An ID defines the namespace, and ensures proper naming at all levels of the data hierarchy:
<applet id="myApplet" name="myApplet" ...
Truly stateless applets don't depend on values previously stored in static variables. Since you can't depend on those values to be retained, it's a good idea to create stateless applets. But the user can still store state. It's just that store the data where it belongs--with the user, rather than in the applet code.
To implement a stateless app, access browser cookies or launch with JNLP to use Java Web Start muffins, so the applet gets it's initial settings from persistent storage, rather than using values stored in the program.
To ensure that your applet is stateless, use the classloader_cache attribute to disable the cache. For example:
<applet ... classloader_cache="false"
That setting ensures that the applet is stateless, and that it is truly decoupled from the remainder of the system and from other instances of the applet. It also ensures that the applet runs the exact same way every time, since it won't be affected by state that has been inadvertently retained.
Note:
In the rare case that you expect your users to re-run the same applet repeatedly, you might consider leaving the cache enabled for production for the sake of performance, but disable it during development to ensure quality.
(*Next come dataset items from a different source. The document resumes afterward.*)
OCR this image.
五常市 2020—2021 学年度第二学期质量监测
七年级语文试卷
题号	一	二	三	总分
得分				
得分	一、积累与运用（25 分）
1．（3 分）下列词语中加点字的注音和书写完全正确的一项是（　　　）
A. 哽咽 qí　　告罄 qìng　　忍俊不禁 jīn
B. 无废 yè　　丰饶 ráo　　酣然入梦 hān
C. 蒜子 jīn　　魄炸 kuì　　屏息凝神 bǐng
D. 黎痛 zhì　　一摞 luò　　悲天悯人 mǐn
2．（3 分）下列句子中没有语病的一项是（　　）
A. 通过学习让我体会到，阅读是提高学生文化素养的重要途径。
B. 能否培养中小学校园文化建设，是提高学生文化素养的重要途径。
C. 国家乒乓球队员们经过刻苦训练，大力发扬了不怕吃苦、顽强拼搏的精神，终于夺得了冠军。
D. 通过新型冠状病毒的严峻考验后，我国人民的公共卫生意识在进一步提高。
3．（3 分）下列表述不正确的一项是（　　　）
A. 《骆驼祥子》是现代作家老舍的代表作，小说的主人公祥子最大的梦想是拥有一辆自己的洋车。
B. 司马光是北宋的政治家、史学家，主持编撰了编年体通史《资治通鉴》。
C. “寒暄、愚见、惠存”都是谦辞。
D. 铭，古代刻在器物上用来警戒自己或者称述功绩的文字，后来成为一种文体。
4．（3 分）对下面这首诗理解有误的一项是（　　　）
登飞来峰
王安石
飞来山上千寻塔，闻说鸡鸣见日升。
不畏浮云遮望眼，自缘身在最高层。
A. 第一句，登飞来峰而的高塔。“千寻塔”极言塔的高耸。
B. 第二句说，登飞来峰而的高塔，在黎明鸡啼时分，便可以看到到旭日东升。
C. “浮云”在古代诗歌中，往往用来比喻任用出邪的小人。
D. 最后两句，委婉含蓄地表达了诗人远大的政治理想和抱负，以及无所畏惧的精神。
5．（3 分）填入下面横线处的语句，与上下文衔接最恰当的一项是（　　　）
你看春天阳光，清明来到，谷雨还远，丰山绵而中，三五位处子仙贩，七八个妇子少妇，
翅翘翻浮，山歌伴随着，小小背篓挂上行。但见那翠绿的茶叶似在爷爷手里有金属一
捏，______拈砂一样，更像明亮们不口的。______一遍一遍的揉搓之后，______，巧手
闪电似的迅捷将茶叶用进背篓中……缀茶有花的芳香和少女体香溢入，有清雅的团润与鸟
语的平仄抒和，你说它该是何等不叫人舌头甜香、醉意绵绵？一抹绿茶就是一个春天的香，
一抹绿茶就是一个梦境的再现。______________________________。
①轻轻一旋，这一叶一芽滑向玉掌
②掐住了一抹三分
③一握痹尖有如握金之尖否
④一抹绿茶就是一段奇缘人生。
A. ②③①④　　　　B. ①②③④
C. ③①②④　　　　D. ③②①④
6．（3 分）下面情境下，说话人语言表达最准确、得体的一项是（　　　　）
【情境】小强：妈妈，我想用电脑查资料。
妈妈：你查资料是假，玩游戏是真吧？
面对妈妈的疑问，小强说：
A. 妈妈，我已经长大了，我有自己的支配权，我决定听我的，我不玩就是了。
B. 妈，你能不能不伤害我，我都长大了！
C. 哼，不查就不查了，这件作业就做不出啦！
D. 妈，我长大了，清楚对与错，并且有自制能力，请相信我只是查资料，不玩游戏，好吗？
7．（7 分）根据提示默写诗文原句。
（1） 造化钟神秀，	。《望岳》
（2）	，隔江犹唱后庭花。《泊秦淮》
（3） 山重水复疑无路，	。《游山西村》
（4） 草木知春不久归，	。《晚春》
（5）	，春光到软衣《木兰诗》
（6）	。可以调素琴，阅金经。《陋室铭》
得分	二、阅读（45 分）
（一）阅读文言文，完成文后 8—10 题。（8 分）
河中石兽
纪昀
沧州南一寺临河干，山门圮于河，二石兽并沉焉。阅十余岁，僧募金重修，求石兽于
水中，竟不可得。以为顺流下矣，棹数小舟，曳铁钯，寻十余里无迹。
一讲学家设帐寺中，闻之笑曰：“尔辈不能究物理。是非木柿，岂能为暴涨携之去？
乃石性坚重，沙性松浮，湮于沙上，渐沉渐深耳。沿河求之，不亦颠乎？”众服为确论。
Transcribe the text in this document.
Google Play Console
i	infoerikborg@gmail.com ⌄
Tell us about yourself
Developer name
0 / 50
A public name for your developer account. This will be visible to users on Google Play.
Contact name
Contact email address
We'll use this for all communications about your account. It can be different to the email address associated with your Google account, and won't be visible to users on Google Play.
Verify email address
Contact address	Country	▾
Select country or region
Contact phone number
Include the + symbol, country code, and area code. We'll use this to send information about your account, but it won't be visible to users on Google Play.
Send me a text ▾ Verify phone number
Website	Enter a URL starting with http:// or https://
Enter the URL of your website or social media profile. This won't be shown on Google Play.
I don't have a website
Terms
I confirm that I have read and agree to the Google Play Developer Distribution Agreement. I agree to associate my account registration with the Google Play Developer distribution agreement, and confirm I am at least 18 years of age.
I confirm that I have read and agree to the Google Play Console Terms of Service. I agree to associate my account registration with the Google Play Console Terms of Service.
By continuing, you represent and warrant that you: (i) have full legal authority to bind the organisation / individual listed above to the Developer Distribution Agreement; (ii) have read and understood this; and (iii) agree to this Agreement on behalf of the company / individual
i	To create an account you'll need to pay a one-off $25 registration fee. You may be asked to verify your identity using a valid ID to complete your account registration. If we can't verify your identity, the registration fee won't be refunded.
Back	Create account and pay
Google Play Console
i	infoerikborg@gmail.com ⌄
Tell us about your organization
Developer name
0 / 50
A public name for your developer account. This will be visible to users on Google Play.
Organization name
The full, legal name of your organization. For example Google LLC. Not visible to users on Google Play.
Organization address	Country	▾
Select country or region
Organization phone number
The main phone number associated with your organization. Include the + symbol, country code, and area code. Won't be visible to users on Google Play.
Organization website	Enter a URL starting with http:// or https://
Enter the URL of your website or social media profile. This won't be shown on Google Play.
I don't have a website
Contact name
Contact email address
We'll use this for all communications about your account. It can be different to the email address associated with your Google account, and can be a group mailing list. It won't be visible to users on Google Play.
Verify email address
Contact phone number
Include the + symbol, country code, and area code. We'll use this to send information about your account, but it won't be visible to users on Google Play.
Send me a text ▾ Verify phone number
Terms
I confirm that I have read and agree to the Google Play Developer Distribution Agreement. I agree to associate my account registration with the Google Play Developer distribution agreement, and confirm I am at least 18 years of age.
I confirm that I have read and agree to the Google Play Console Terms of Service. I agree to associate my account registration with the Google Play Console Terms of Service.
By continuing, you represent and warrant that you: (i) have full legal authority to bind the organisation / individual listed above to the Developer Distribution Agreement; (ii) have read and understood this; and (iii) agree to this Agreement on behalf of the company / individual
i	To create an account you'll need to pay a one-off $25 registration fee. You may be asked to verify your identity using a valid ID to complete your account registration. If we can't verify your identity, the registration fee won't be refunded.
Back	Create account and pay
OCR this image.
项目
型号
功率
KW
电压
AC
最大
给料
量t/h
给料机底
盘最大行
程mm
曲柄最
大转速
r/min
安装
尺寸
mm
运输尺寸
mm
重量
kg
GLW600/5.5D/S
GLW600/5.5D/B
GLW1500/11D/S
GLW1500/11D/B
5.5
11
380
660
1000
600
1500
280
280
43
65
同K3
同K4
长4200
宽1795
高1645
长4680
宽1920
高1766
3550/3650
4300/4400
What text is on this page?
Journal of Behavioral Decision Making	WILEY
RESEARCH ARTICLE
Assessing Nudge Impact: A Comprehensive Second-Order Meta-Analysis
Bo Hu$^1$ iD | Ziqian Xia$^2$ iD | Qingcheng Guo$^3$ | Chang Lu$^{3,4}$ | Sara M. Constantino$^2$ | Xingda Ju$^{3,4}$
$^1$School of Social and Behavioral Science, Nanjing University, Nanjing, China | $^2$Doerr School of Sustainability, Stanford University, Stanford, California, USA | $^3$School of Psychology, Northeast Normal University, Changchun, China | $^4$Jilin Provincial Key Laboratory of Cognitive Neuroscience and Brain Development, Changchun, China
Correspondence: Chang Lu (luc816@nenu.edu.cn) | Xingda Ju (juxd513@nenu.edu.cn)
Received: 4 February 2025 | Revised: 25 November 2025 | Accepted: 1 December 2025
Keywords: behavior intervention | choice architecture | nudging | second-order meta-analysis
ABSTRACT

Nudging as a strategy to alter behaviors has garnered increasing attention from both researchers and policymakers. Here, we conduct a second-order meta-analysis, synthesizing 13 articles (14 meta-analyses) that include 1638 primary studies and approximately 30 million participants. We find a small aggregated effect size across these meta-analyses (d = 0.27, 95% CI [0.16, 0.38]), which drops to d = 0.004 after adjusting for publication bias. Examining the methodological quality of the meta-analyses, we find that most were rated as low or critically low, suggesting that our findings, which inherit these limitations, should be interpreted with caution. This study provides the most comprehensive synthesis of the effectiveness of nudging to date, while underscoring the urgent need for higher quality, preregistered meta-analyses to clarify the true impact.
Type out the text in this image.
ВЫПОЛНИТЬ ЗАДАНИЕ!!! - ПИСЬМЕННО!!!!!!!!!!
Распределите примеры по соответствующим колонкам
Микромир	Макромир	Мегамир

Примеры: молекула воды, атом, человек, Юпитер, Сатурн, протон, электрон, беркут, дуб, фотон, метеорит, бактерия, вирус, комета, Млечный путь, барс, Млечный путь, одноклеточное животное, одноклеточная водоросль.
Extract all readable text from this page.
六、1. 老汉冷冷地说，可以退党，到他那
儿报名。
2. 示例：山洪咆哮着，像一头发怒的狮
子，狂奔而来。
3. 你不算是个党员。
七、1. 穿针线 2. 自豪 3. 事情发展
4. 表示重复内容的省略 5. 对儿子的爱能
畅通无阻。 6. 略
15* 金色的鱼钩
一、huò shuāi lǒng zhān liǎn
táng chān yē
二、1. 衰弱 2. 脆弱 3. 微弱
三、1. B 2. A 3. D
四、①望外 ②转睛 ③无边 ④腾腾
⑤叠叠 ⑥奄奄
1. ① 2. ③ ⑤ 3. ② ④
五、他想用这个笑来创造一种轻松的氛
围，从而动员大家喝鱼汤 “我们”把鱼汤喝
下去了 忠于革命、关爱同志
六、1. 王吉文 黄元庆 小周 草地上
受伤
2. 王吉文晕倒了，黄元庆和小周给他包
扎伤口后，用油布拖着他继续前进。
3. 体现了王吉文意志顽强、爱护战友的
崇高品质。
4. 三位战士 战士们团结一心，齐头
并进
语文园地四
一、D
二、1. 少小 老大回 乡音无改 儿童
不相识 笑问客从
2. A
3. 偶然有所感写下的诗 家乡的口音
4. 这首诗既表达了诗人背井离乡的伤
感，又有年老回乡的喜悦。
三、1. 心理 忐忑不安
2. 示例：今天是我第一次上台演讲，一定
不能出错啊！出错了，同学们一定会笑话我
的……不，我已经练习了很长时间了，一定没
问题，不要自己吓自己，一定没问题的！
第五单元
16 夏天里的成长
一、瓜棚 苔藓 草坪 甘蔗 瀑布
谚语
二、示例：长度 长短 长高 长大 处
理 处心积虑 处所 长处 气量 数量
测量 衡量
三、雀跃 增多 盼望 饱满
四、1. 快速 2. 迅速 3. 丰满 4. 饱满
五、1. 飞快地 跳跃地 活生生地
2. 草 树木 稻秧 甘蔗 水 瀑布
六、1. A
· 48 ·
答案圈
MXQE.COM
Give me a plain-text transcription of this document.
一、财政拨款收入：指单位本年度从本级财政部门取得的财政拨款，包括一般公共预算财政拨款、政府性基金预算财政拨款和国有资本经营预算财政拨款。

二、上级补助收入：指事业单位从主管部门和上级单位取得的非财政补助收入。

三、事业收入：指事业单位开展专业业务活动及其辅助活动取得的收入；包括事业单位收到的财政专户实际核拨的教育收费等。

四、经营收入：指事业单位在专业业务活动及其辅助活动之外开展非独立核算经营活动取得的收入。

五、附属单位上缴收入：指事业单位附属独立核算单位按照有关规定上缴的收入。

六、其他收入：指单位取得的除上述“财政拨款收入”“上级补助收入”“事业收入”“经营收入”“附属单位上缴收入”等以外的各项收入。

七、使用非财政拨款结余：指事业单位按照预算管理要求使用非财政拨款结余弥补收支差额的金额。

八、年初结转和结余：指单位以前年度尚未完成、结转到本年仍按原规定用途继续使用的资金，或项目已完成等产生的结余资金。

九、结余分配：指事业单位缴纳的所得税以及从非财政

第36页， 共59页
To prevent thread contention, don't update the Swing or AWT GUI from javascript directly. Instead, set up a proxy that forwards the request to the appropriate dispatch thread:
javax.swing.SwingUtilities.invokeLater(Runnable)
java.awt.EventQueue.invokeLater(Runnable)
Minimize the time taken to call from Java into javascript, and from javascript into Java. Don't do long-running work in such calls, or you risk a deadlock. To keep the calls short:
When calling into Java, don't make calls back into javascript if you can possibly help it, and vice versa. In that original plugin, doing so used to lock up the browser. That shouldn't happen anymore, but round-trip calls do introduce significant delays in processing time.
When a javascript function needs the applet to do something, the
best practice is to return a value that tells the applet to do it,
and then call back with the results, or else use
invokeLater
to minimize traffic tie ups.
The Java platform has powerful multi-threading capabilities that
you can take advantage of with classes like Thread, Swing
invokeLater
, and AWT
invokeLater
, as well as the new ThreadPoolExecutor class
that maintains a background thread pool.